Article by Marina Raye, LICSW Integrative Coach and Psychotherapist
Our bodies are deigned to process the emotions that are created by our thoughts. When emotions are felt without interference, they quickly dissipate leaving the body relaxed, strong and healthy.
However, some emotions are often identified as negative. Fear, frustration, anger, and so on, are not welcomed by most of us and, therefore, resisted and unprocessed.
When we do not allow our bodies to feel and process our emotions, we become experts on not feeling.
Does any of the following sound familiar?
“I’ll get busy so I don’t have to think” (translate—feel);
“Boy, am I hungry! That ice cream has been occupying too much space in the freezer” “Hey, let’s watch that episode again, know it by heart but it’s still funny!”
“Who says I am angry? I am just straight forward and assertive!”
“I let it go” (yet still thinking about it).
And on and on we go: denying, suppressing, ignoring, stuffing. Or perhaps we fixate on talking about how justified we are in feeling how we feel (and by the way, we are! Feelings are always right!). But talking in a circular way about our feelings will only bring on more of them and eventually will lead to some form of resistance.
So how do we actually, physically, resist emotions? Our muscles do it for us, by becoming tense. It happens so quickly, and often on such a deep, subconscious level, that we don’t even know that it’s happening. But while we are oblivious, our bodies learn and invisibly adapt. They will remember how to stop and store our “favorite” emotion, and the next time a situation arises, will tense up in the right place and on we go with our day not knowing that the stress level is now a bit higher.
At this point, almost everyone has been well educated on the effects of stress on our body and consequent health issues.

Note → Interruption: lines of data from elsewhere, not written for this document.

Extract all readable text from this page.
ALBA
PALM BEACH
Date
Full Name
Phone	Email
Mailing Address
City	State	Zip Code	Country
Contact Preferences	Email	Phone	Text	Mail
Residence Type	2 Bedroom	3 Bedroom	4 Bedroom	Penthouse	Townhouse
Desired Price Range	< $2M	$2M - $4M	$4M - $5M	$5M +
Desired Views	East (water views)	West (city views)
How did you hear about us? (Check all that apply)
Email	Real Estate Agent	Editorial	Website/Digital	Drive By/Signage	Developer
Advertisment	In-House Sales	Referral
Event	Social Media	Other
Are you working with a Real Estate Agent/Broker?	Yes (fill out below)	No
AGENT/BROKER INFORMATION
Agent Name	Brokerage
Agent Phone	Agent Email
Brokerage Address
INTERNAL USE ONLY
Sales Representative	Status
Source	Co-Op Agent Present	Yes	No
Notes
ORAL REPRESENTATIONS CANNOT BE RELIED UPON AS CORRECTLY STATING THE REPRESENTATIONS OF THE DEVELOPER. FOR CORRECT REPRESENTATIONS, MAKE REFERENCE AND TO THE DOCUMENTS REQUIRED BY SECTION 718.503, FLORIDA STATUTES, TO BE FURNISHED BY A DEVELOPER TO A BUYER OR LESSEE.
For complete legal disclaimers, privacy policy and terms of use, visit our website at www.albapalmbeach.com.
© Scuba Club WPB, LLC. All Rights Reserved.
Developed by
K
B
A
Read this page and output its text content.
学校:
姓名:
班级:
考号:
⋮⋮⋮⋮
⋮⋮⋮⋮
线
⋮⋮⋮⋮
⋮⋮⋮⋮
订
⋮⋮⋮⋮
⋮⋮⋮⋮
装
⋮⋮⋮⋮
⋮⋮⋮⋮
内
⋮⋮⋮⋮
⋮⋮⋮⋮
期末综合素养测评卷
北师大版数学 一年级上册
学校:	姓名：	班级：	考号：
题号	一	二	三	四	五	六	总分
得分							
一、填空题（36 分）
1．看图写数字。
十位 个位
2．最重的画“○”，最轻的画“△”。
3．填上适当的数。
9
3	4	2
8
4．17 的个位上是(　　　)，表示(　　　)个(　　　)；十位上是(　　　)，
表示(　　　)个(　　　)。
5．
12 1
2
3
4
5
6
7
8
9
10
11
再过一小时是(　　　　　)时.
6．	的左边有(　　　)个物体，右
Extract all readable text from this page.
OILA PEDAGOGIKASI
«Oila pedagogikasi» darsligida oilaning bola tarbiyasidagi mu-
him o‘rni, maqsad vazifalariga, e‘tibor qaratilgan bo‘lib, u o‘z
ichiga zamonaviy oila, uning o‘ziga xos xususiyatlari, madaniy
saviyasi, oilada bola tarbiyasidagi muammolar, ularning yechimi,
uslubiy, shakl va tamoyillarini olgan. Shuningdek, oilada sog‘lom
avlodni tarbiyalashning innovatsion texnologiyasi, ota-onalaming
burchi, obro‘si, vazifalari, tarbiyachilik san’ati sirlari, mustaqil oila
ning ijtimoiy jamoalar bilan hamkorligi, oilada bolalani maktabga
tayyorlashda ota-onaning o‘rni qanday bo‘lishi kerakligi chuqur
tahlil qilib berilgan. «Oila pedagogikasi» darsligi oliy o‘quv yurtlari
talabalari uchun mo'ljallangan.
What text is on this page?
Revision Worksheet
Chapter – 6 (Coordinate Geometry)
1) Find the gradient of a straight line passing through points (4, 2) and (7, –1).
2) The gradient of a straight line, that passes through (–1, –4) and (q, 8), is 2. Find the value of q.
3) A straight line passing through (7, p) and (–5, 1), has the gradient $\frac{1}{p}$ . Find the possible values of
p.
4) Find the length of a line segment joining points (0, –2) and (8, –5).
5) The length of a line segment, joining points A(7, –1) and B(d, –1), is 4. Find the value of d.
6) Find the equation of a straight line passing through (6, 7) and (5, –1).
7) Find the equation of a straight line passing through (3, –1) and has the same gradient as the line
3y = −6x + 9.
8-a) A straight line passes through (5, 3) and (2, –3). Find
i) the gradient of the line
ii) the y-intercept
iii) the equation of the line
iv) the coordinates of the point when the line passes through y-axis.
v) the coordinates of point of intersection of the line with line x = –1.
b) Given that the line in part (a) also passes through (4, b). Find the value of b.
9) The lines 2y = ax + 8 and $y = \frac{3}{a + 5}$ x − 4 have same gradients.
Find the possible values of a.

Resisting our own emotions is a form of stress, with negative consequences. While we may be uncomfortable with certain emotions, it is healthier to practice accepting them —the good, the bad and the ugly — and give our bodies the freedom to be emotion processors they are meant to be rather than relegating them to be emotional storage.
Some hints—when the “favorite” emotion begins to come out of its hiding place, try to relax the mind and focus on lengthening your breath, inhale slowly and fill the belly, exhale fully. On a daily basis practice yoga, tai chi, chi gong, whichever resonates with you. Hug a tree, seriously! Being with nature is calming to the mind and body. If possible, get bodywork done. Find a therapist who understands mind/body connection. And above all, be nice to yourself!